At this time of year our tortoise Hector usually decides it’s time for bed. We inherited him from my dad’s sister when she passed away in 2004. She had bought him in the 1950s and experts now reckon he’s over 100.

Each autumn we take him along to a clinic in Lewes for an annual check-up, prior to placing him in hibernation for the winter. He’s pictured en route to the clinic and is now safely packed away in his winter home in the garage.

The Argus: Hector en route for his check upHector en route for his check up

Despite the recent, dreadful weather, there is still some colour on show in the garden, starting with the pretty stems of the dogwood.

Dogwoods are mostly grown for their coloured stems and provide a bright flash of colour in autumn and winter.

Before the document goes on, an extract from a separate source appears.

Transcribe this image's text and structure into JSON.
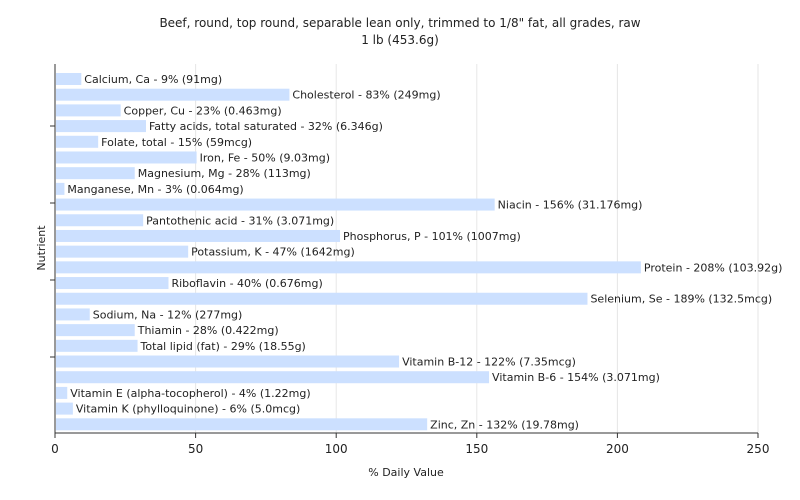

Red stemmed dogwood has creamy, white flowers in spring, followed by blue/white berries, with oval, dark-green leaves, which redden in autumn, and then fall to reveal the gorgeous brightly coloured stems.

They look great with other species in a mixed hedge or grown on their own and can also be grown as a standalone shrub to add a pop of colour to shrub beds or borders.

Red twig dogwoods are very hardy and do well in sunny sites or partial shade and especially in moist areas.

They are also very good in front of an evergreen hedge where normally nutrients, water and sunlight would be in short supply. Mine is located in a border behind some buddleja and really comes into its own at this time of the year.

Adding colour elsewhere around the plot is one of my favourite plants, coronilla glauca.

The Argus: Coronilla glaucaCoronilla glauca

It will light up a sheltered position with an abundance of lemon-yellow, pea-like blooms. Flowering from December through to mid spring, the sweetly scented blooms make this a useful shrub for bringing colour to those dull winter days.

The small blue-green foliage is evergreen, providing a fine backdrop for its fragrant display. This versatile shrub is perfectly hardy in most UK locations but performs particularly well in a sheltered, sunny spot, even in difficult coastal areas. Its compact, rounded habit makes it ideal for borders and patio containers.

Alternatively train it as a wall shrub for a spectacular upright display that can attain a height of 180cm with careful training. The initial burst of flowers begins in late winter and carries on, often well into spring, while there is usually a second flush in later summer followed by slender seed pods.

It is a native of Southern Europe and Northern Africa and is not quite fully hardy so will benefit from the protection of a sunny, south-facing wall. That said, mine are planted in an exposed beach garden and still seem to do very well.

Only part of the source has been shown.